A marine transportation crew prepared Monday to haul a prefabricated, 350-foot-long, 2,400-ton bridge from an upstate Hudson River port to New Jersey before its eventual installation over the Harlem River.

The replacement span for the nearly 110-year-old Willis Avenue Bridge linking Upper Manhattan and the South Bronx was moved early Monday morning onto two barges welded side-by-side and docked at the Port of Coeymans, 10 miles south of Albany.

The new swing bridge is scheduled to depart Tuesday morning for Bayonne, N.J., where it's expected to arrive later Wednesday. It will be docked in Bayonne for a couple weeks before being hauled to its permanent site just south of the existing Willis Avenue Bridge.

Installation of the new bridge is scheduled to begin Aug. 2. Removal of the existing span is set for Sept. 20.

The new bridge was built at the three-year-old, privately owned port. The span rested atop a large, box-shaped steel frame while supported at both ends by towers of scaffolding. On Sunday morning, the bridge and the steel frame were placed onto four separate trailers, each 100 feet long. The trailers slowly transported the span about 1,000 feet to the dock. The move, which involved taking a right turn, took about 40 minutes, according to port spokeswoman Karen Moreau.
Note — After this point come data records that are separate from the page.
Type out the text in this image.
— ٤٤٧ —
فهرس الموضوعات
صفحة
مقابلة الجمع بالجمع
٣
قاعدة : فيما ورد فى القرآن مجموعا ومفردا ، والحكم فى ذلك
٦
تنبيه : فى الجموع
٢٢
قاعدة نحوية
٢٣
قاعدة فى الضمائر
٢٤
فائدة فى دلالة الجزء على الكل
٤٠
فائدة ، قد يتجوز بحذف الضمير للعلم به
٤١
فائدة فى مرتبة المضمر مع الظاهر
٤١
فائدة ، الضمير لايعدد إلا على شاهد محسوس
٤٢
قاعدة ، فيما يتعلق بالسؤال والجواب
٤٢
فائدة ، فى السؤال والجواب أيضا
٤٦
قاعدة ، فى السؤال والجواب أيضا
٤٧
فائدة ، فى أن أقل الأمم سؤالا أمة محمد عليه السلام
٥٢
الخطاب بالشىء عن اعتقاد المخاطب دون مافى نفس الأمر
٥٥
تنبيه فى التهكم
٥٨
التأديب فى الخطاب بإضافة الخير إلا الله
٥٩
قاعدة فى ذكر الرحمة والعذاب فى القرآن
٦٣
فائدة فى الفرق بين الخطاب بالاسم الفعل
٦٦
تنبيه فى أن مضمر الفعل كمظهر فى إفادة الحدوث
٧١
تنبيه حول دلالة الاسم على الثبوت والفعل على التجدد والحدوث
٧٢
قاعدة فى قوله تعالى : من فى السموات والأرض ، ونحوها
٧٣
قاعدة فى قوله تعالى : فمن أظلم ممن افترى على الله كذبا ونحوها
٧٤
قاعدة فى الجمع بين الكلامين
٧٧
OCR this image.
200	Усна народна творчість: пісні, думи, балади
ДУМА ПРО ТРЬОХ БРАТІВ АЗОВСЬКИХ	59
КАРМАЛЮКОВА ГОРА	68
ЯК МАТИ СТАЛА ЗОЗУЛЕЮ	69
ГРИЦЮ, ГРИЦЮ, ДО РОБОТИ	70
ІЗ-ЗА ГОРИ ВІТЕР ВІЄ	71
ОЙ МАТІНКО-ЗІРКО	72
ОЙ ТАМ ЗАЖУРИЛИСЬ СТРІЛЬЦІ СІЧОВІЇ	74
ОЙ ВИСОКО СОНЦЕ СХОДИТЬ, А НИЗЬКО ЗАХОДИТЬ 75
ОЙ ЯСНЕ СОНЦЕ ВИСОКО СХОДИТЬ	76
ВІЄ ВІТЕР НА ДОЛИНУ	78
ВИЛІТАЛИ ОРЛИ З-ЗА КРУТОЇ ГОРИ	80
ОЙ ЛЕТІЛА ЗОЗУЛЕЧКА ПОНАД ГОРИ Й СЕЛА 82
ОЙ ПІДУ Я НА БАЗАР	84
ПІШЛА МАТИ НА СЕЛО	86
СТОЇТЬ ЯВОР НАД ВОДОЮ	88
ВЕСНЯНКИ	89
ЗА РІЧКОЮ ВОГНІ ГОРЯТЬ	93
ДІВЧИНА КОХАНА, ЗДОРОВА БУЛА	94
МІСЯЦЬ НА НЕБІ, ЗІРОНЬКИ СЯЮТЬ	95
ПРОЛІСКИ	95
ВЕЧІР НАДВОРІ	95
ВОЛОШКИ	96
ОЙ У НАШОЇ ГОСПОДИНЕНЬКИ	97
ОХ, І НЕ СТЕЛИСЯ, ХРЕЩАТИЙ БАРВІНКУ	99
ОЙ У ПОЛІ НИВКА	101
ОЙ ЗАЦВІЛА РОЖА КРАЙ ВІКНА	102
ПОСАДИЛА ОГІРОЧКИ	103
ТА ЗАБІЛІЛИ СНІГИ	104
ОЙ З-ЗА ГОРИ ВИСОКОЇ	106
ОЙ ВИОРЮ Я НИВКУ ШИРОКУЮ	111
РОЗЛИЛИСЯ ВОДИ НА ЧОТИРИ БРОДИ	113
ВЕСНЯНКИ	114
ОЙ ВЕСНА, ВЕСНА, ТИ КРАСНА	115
Getting 4.8 million pounds of steel the final few yards to the barges required four 50-foot-long steel ramps connecting the vessels' decks to the docks. The move was timed to the peak of high tide for this stretch of the Hudson estuary. The 4½-hour process involved precise measuring of the height of the tide and pumping ballast water through the barges to keep them level with the dock, Moreau said.

"They had to measure, pump, roll," she said.

While the bridge was being inched aboard, U.S. Coast Guard and local police patrol boats closed the river to all traffic to prevent wakes that could throw the load off kilter and risk capsizing the barges.

Other river traffic restrictions and closings will be in place as the bridge makes the 130-mile journey to Bayonne, and again in early August when the bridge is hauled the 15 miles north to the Harlem River. The last leg of the journey will be made via the East River because the load's height, 82 feet from the barges' decks to the span's top crossbeam, is too tall for the bridges over the narrow Harlem River.

All the heavy lifting was carried out by a crew from Mammoet, a Dutch company that that specializes in moving extraordinarily large objects. Its past projects include raising the Russian submarine Kursk after it was sunk by an explosion a decade ago, and transporting the 400-foot-long, 5.5-million pound new Providence River Bridge 12 miles up Rhode Island's Narragansett Bay in August 2006.

Barend Schuring, Mammoet's project manager for the bridge job, said each barge is 180 feet long and, when welded together, have a total width of 108 feet.

"They made a big square out of it," Schuring said.

A crew from Weeks Marine Inc. is handling the bridge transportation in a joint venture with the Kiewit Corp., the Omaha, Neb.-based construction company contracted by New York City for the $612 million bridge replacement project.

The new bridge will replace a span that opened in 1901 and carries more than 70,000 vehicles a day. The existing bridge will remain open to traffic as the new span is being floated into place atop foundations and piers.

The project is scheduled for completion in December 2012.